Using Electronic Health Records to Classify Cancer Site and Metastasis
PMCID: PMC12176508
PMID: 40533095
DOI: 10.1055/a-2544-3117
Journal: Applied clinical informatics
Publication Date: 2025-6-18
Authors: Kroenke K, Ruddy KJ, Pachman DR, Grzegorczyk V, Herrin J, et al.
Key Points
- Multiple EHR data extraction methods can effectively identify cancer site and metastatic status
- 44.4% of patients were identified as having metastatic disease using ICD-10 diagnoses
- The study provides a pragmatic approach to leveraging EHR data for cancer research, with methods that may be acceptable for covariate identification
Summary
The Enhanced EHR-facilitated Cancer Symptom Control (E2C2) Trial investigated methods for accurately identifying cancer site and metastatic status using electronic health record (EHR) data in a large, diverse patient cohort of 50,559 patients. The study developed and compared multiple approaches to cancer site classification and metastatic disease identification, demonstrating the feasibility of using EHR data for comprehensive cancer characterization.
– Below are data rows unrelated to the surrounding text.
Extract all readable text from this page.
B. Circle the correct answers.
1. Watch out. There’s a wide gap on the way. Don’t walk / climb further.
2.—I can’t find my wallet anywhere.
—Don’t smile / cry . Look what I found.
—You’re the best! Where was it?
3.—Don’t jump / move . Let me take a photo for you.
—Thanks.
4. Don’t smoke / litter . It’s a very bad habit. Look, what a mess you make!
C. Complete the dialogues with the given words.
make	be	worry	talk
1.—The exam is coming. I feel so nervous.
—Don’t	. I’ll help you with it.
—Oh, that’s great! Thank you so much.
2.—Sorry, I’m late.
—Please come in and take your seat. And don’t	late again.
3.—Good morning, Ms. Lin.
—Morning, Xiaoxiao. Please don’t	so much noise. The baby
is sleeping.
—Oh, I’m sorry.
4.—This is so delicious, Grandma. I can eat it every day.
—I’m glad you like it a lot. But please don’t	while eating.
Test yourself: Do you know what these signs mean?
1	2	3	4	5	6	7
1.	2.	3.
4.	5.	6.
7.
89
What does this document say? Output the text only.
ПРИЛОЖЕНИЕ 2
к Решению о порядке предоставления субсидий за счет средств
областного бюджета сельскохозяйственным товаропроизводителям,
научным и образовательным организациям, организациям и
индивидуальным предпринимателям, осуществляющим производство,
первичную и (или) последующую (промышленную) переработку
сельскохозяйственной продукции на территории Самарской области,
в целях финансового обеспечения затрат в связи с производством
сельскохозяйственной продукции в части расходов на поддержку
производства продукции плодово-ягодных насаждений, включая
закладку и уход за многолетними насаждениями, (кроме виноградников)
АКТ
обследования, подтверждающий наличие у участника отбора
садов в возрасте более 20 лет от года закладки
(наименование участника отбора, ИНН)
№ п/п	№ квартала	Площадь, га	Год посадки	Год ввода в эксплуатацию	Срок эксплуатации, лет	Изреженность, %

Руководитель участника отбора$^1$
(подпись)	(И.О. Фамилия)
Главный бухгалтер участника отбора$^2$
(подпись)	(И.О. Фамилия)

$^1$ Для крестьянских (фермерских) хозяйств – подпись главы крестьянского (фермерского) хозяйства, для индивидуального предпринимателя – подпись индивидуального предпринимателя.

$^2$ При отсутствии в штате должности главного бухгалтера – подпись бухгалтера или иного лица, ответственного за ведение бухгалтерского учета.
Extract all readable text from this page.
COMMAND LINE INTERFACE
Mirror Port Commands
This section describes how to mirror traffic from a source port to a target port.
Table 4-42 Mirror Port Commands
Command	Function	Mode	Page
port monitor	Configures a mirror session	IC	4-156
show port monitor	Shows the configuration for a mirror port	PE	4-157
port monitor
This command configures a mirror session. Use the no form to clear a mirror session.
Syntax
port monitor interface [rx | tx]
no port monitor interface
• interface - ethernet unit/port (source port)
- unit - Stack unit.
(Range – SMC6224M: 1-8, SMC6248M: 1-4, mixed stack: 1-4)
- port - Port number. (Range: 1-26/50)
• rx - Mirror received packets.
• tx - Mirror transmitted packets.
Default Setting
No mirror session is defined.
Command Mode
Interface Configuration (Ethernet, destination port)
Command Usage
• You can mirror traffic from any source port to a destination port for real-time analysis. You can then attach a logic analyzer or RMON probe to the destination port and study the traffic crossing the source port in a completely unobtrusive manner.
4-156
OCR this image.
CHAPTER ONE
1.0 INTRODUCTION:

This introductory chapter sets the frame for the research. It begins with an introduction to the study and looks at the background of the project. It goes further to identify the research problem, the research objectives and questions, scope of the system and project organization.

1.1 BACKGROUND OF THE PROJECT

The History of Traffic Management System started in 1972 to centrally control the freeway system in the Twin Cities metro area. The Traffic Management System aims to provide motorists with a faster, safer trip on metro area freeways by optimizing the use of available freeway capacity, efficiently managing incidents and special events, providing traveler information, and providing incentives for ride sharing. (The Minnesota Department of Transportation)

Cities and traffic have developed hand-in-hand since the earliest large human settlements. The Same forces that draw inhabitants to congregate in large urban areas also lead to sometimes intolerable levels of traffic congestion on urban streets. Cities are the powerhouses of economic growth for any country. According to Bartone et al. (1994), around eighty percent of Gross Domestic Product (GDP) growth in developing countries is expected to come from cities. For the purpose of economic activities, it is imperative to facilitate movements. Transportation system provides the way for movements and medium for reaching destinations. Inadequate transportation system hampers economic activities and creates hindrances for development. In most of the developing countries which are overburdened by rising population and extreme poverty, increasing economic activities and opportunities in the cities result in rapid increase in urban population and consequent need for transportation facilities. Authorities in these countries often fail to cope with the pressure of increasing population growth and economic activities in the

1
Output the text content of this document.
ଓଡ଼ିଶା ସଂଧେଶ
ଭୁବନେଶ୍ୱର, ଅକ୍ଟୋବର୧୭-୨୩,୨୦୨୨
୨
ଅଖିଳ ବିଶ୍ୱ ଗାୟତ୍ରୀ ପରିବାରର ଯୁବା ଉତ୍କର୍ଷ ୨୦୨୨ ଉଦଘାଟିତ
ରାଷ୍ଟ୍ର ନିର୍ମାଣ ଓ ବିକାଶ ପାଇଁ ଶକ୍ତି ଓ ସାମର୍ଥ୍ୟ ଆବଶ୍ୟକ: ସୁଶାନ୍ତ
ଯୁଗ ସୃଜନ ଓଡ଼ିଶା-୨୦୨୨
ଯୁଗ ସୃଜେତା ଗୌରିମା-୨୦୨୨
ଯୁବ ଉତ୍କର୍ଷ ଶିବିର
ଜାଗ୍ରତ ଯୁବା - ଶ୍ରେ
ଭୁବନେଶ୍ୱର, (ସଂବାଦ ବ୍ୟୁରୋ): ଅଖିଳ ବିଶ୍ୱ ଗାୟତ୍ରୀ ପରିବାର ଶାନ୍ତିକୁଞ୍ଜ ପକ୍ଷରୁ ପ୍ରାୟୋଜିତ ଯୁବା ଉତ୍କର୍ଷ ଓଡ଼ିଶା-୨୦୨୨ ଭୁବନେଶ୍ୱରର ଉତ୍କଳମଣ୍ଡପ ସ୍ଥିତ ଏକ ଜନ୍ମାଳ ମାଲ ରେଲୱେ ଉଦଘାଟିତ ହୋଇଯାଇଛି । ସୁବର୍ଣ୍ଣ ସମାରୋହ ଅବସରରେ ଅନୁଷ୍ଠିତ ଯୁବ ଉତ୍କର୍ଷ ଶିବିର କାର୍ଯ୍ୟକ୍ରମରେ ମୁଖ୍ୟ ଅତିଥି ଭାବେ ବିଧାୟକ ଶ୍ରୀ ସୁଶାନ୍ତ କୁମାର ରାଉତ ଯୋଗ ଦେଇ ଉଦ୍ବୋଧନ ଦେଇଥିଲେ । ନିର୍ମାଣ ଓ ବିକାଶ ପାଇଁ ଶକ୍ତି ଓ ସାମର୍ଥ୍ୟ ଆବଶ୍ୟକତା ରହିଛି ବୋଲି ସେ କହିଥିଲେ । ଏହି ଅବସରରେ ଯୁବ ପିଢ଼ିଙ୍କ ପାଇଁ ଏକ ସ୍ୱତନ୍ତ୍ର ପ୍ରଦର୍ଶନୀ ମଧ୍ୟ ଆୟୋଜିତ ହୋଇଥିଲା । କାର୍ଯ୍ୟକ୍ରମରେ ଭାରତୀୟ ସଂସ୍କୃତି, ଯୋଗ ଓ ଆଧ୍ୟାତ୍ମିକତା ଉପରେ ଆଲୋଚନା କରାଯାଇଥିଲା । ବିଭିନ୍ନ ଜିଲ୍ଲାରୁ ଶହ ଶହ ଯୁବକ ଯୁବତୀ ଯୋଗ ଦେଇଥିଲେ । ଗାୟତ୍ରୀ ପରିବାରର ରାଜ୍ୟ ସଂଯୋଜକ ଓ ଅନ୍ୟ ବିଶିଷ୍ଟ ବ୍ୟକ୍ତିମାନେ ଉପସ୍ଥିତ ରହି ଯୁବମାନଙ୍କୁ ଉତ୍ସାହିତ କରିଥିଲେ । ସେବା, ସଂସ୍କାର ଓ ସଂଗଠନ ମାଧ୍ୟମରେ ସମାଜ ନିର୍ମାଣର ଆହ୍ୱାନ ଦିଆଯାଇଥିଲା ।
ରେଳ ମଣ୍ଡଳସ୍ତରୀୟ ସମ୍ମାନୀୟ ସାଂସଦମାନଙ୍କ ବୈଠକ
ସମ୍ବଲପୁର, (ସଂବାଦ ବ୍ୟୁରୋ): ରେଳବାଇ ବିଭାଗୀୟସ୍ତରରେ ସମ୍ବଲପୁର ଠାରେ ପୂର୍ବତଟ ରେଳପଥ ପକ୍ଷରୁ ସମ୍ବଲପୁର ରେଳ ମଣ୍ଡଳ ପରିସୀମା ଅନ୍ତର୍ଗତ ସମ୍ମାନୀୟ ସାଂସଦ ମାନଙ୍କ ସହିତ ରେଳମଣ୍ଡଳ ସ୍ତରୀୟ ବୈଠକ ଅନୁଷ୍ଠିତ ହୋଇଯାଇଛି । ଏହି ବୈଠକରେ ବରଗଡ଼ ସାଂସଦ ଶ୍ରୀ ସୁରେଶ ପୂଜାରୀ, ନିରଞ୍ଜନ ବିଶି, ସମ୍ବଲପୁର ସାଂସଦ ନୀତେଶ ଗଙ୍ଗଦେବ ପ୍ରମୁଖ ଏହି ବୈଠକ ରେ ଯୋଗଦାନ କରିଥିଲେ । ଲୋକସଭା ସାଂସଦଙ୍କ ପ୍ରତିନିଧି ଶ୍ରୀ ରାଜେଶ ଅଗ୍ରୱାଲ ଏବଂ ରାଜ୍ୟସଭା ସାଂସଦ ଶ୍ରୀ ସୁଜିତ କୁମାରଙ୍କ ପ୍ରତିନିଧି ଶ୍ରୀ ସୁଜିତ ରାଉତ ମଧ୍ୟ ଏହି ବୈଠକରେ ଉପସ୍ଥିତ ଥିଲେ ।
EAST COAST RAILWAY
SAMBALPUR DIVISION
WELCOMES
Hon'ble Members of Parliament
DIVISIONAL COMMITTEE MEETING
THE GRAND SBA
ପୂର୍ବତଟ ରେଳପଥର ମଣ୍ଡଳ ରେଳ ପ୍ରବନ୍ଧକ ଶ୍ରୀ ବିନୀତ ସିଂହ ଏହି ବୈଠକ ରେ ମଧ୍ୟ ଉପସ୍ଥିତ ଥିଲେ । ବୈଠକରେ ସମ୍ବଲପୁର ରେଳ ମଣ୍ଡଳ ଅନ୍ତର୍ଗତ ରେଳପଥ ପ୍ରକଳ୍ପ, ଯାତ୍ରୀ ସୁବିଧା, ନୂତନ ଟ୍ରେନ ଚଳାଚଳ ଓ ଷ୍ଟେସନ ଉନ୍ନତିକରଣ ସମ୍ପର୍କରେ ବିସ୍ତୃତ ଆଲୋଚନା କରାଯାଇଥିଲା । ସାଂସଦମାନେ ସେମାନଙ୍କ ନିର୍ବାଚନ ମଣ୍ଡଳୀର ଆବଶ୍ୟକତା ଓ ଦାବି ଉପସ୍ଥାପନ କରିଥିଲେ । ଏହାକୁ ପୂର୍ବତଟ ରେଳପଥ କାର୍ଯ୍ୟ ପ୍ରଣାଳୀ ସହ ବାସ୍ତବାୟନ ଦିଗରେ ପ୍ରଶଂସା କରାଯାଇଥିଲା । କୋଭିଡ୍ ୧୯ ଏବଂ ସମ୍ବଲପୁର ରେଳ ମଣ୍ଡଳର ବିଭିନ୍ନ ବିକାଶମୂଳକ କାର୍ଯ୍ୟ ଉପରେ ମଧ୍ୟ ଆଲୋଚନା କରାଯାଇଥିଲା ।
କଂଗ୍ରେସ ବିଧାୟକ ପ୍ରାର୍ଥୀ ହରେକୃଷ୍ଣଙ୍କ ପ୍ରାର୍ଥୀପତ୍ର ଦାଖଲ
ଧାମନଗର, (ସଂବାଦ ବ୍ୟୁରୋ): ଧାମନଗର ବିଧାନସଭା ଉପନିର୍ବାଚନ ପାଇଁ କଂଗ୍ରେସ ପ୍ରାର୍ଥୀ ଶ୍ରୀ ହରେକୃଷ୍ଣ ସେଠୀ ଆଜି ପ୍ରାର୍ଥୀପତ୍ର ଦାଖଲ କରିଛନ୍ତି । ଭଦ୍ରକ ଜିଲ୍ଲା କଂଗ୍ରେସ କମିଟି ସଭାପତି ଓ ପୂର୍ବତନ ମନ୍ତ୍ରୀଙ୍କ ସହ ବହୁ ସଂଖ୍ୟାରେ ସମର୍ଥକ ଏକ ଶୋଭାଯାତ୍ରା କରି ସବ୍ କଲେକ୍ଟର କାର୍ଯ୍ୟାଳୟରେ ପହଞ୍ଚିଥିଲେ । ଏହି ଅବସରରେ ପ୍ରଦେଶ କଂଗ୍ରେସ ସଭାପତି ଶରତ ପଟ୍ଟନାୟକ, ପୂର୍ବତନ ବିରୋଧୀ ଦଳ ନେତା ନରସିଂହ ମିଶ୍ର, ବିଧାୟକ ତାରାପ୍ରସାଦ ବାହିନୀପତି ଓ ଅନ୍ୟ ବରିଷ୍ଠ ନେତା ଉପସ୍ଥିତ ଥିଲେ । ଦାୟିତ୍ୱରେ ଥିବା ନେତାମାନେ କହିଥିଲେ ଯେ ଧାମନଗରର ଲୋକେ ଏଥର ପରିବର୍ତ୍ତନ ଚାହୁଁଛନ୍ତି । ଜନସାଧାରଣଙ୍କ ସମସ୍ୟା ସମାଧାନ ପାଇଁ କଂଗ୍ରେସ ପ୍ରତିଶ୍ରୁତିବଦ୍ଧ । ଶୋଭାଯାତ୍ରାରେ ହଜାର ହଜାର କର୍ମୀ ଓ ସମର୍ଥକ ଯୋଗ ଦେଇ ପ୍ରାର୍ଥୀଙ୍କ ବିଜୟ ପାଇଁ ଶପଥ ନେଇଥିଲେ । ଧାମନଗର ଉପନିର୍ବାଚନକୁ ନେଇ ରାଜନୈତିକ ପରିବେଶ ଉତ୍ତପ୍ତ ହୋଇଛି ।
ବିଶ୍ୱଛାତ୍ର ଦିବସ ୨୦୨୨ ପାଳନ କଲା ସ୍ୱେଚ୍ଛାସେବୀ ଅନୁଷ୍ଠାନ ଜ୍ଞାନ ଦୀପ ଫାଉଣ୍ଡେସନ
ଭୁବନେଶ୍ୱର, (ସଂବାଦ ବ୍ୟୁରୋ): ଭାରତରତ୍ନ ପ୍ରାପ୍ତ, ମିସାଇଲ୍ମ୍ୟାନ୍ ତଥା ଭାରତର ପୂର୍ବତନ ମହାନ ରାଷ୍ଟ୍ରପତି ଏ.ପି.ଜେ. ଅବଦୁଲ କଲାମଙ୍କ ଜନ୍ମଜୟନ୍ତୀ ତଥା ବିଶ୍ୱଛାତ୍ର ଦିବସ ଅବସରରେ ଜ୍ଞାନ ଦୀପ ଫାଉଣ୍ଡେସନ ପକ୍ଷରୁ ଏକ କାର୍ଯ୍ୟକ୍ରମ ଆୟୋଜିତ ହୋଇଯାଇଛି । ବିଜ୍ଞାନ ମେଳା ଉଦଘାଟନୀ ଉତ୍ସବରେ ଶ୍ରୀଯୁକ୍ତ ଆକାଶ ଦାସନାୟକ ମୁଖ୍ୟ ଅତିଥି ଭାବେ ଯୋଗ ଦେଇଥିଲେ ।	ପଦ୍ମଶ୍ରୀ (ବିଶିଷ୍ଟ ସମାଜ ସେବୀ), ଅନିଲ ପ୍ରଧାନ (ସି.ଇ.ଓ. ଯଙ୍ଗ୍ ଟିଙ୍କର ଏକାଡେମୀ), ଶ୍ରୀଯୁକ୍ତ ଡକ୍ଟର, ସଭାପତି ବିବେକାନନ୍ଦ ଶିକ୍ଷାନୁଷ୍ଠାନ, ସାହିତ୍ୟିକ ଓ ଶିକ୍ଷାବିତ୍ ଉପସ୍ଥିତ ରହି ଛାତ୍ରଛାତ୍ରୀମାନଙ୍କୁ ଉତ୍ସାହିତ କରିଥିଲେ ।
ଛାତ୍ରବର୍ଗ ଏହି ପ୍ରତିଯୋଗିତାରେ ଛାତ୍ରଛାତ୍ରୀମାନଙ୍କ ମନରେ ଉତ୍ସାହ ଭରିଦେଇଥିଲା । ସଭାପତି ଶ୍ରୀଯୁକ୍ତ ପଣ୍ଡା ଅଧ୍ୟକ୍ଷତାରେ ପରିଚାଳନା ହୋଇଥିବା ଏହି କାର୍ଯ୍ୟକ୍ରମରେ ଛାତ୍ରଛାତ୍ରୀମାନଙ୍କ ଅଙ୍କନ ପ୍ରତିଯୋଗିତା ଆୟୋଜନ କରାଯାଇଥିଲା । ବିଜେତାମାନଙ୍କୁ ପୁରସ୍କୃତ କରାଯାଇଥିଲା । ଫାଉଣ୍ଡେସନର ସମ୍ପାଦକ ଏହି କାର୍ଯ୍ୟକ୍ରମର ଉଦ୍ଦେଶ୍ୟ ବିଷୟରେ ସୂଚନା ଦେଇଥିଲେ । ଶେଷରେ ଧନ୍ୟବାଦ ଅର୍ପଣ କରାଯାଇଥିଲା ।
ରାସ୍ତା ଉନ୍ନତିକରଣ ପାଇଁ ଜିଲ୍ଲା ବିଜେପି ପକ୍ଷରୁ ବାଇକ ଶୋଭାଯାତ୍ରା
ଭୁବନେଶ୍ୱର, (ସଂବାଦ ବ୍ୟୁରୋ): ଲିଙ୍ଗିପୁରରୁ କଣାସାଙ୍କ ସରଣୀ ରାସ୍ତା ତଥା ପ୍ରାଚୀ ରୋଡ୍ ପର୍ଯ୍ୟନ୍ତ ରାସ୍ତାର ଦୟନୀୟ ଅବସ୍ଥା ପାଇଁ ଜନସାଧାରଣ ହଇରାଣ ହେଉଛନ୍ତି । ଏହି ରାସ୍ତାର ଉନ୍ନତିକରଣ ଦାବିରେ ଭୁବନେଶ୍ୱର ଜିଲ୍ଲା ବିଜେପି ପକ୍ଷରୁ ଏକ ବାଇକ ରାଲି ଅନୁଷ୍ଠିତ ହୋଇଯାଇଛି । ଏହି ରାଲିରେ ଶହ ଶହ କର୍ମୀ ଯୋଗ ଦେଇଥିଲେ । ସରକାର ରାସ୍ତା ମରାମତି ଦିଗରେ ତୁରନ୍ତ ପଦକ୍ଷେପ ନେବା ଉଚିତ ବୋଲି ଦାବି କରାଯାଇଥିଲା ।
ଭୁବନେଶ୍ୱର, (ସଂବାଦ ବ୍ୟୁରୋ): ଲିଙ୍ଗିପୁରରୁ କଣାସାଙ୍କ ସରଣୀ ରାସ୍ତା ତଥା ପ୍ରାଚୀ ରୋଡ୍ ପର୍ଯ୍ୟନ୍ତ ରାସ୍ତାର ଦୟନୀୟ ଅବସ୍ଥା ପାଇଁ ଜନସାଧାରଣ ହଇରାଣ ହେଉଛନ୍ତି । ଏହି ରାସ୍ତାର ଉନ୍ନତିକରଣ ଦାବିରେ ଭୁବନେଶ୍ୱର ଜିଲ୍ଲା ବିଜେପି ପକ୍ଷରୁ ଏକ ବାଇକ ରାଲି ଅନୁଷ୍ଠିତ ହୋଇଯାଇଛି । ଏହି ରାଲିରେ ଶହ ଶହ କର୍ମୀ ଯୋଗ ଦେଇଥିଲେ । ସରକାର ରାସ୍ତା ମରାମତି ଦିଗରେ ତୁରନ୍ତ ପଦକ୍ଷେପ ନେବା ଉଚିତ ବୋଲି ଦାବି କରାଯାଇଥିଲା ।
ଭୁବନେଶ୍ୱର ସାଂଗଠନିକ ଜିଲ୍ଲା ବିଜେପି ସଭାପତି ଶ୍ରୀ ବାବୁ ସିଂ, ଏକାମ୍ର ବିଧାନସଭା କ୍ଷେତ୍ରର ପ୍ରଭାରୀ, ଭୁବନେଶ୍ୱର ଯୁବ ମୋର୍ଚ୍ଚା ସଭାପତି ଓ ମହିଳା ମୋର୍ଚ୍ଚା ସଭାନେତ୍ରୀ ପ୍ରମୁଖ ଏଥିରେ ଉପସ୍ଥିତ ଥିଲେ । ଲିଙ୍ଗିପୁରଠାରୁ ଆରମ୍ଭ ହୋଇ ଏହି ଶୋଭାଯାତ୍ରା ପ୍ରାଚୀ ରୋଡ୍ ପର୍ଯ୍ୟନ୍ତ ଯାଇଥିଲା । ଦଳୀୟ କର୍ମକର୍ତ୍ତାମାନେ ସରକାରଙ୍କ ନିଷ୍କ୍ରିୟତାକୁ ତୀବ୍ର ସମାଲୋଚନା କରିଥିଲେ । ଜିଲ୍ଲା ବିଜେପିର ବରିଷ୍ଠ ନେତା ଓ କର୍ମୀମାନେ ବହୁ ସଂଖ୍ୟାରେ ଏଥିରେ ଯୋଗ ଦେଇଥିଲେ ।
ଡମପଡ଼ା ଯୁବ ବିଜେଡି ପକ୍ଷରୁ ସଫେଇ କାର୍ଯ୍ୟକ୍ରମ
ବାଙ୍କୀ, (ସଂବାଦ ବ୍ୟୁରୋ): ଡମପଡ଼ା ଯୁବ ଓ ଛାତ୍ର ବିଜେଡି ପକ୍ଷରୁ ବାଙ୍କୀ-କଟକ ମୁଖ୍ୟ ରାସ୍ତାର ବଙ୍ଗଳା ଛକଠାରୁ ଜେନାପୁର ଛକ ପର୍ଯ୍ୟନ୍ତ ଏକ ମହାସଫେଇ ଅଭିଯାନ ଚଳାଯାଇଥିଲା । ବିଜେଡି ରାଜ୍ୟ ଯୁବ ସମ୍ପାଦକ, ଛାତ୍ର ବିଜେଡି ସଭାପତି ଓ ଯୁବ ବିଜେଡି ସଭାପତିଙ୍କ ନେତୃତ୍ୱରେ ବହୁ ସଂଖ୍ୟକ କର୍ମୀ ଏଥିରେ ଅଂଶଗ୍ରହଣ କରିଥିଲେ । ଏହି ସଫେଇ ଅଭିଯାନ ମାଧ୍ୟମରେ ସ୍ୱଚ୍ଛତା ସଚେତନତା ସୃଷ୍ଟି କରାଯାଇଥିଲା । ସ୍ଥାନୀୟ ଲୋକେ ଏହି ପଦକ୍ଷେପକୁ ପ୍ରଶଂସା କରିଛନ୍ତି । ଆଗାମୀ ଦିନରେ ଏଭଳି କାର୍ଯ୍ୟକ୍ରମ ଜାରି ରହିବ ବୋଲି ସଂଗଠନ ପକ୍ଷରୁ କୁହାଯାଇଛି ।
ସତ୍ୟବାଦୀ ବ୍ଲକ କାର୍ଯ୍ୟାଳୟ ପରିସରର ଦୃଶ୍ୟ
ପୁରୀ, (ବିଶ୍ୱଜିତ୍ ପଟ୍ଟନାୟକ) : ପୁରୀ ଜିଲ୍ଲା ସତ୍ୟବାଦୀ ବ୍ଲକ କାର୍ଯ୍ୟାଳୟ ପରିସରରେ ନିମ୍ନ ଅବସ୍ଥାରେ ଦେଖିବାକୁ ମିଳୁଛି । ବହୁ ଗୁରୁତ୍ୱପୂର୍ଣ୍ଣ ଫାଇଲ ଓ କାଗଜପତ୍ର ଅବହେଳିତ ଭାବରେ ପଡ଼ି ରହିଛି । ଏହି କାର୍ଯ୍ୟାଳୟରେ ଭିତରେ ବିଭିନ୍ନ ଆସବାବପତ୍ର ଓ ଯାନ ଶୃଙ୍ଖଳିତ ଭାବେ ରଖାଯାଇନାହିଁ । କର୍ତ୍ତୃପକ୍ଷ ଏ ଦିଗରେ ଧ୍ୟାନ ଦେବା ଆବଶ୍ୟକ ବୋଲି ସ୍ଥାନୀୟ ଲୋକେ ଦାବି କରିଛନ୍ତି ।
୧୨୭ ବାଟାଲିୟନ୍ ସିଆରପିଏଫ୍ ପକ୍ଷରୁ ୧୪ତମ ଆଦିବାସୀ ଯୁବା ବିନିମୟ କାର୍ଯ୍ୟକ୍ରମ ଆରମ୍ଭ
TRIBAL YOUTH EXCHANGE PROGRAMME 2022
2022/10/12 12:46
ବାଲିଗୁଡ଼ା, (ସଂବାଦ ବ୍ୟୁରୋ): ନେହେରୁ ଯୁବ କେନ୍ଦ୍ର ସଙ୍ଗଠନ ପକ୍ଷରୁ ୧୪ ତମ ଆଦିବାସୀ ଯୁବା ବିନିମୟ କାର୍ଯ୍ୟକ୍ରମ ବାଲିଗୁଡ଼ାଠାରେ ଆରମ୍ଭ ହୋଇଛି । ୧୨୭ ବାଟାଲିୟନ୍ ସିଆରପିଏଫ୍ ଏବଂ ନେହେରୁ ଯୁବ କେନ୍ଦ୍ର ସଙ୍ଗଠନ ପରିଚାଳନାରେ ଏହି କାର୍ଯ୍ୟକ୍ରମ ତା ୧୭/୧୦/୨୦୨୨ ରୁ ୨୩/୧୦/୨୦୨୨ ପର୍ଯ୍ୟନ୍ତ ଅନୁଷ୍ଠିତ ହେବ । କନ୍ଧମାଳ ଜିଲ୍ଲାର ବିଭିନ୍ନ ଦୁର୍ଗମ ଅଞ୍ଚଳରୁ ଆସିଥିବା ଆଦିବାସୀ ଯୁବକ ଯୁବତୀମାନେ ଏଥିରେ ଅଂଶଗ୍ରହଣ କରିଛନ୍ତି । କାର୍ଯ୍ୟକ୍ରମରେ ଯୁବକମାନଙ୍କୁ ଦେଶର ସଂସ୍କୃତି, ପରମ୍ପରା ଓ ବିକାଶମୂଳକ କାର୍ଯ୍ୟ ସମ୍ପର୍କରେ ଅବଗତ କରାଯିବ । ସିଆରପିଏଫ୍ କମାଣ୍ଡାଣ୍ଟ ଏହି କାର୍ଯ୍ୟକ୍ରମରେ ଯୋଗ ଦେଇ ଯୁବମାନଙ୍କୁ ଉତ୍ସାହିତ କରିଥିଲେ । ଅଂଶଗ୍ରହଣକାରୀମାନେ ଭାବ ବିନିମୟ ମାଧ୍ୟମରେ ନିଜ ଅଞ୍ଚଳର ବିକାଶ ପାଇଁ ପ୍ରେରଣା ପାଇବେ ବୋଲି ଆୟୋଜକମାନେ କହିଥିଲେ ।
The research revealed that using the two most prevalent ICD-10 cancer site diagnoses captured a median of 92% of cases, compared to 65% when using only the single most prevalent diagnosis. Multiple methods for identifying metastatic status were evaluated, including ICD-10 diagnoses, natural language processing (NLP), cancer registry data, treatment plans, medications, and clinical trial information. The ICD-10 and NLP methods showed the highest agreement (kappa = 0.53) and could be applied to the entire cohort, highlighting their potential utility in clinical research and patient management.